We come full circle, to the point where we began this episode, with Rose in a red dress, crying, and singing young Sam a lullaby. Sam, the adult, walks into the night, with a smile.

This show continues to astonish in its obvious homage to the BBC original, while asserting its independence and rooting itself firmly into the 1973 New York scene of cops, clubs, and gangsters.

The subtlety with which this show illustrates the parallels between 1973 and 2008 continues to be dead-on. This episode opens with a clip of then-President Richard Nixon saying, "we are a nation addicted to oil" -- a state which, sadly, we are still in today.

Jason O'Mara is clearly putting his own mark on the character of Sam Tyler. O'Mara infuses a sense of wonder in Sam that we didn't see in the BBC version.
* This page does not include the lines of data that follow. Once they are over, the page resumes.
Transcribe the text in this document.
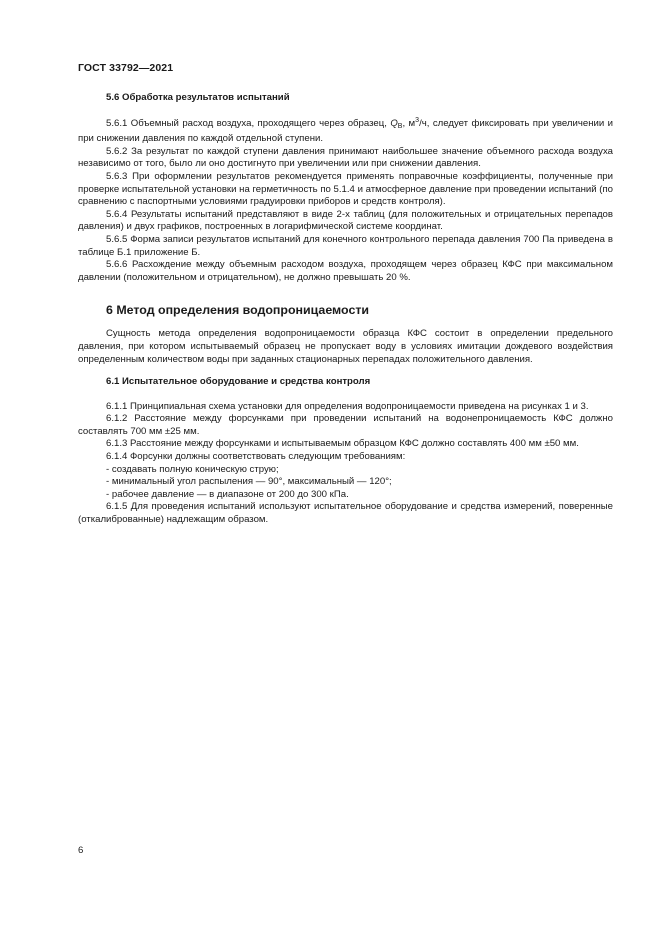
ГОСТ 33792—2021

5.6 Обработка результатов испытаний

5.6.1 Объемный расход воздуха, проходящего через образец, $Q_В$, $м^3/ч$, следует фиксировать при увеличении и при снижении давления по каждой отдельной ступени.

5.6.2 За результат по каждой ступени давления принимают наибольшее значение объемного расхода воздуха независимо от того, было ли оно достигнуто при увеличении или при снижении давления.

5.6.3 При оформлении результатов рекомендуется применять поправочные коэффициенты, полученные при проверке испытательной установки на герметичность по 5.1.4 и атмосферное давление при проведении испытаний (по сравнению с паспортными условиями градуировки приборов и средств контроля).

5.6.4 Результаты испытаний представляют в виде 2-х таблиц (для положительных и отрицательных перепадов давления) и двух графиков, построенных в логарифмической системе координат.

5.6.5 Форма записи результатов испытаний для конечного контрольного перепада давления 700 Па приведена в таблице Б.1 приложение Б.

5.6.6 Расхождение между объемным расходом воздуха, проходящем через образец КФС при максимальном давлении (положительном и отрицательном), не должно превышать 20 %.

6 Метод определения водопроницаемости

Сущность метода определения водопроницаемости образца КФС состоит в определении предельного давления, при котором испытываемый образец не пропускает воду в условиях имитации дождевого воздействия определенным количеством воды при заданных стационарных перепадах положительного давления.

6.1 Испытательное оборудование и средства контроля

6.1.1 Принципиальная схема установки для определения водопроницаемости приведена на рисунках 1 и 3.

6.1.2 Расстояние между форсунками при проведении испытаний на водонепроницаемость КФС должно составлять 700 мм ±25 мм.

6.1.3 Расстояние между форсунками и испытываемым образцом КФС должно составлять 400 мм ±50 мм.

6.1.4 Форсунки должны соответствовать следующим требованиям:

- создавать полную коническую струю;

- минимальный угол распыления — 90°, максимальный — 120°;

- рабочее давление — в диапазоне от 200 до 300 кПа.

6.1.5 Для проведения испытаний используют испытательное оборудование и средства измерений, поверенные (откалиброванные) надлежащим образом.

6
He's made Sam the kind of guy that can be both amazed and in awe of seeing his mother, and completely weirded out by his attraction to her.

So too is Harvey Keitel putting his own mark on the character of Lt. Gene Hunt. Keitel's take on Hunt is more subtle and world weary than that of the BBC's version.  The scene win which he burns the bribe money reveals much about his character -- it's the right thing to do, and although he does it of his own free will, he does it in private and he hates every minute of it.

Meanwhile, back to the puzzle of why Sam finds himself in 1973. As he struggles with the puzzle, the blonde women in his life personify the yin and yang of his subconscious.

Officer Annie Norris, with her psychology degree and business-like demeanor, represents Sam's left brain -- the logic and science. She analyzes his dreams, points out his obvious Oedipal conflict with Rose (his mother), and invokes Freud while interpreting the meaning Rose's red dress. 

Windy, Sam's free-spirit hippie neighbor, represents Sam's right brain -- intuition. "Sometimes, your wires get crossed and your worlds mix and things don't feel right. When you've got that kind of cosmic jambalaya, maybe the universe is trying to tell you something," she says.

The director really milked the suspense in this episode, but the writing and the performances were excellent.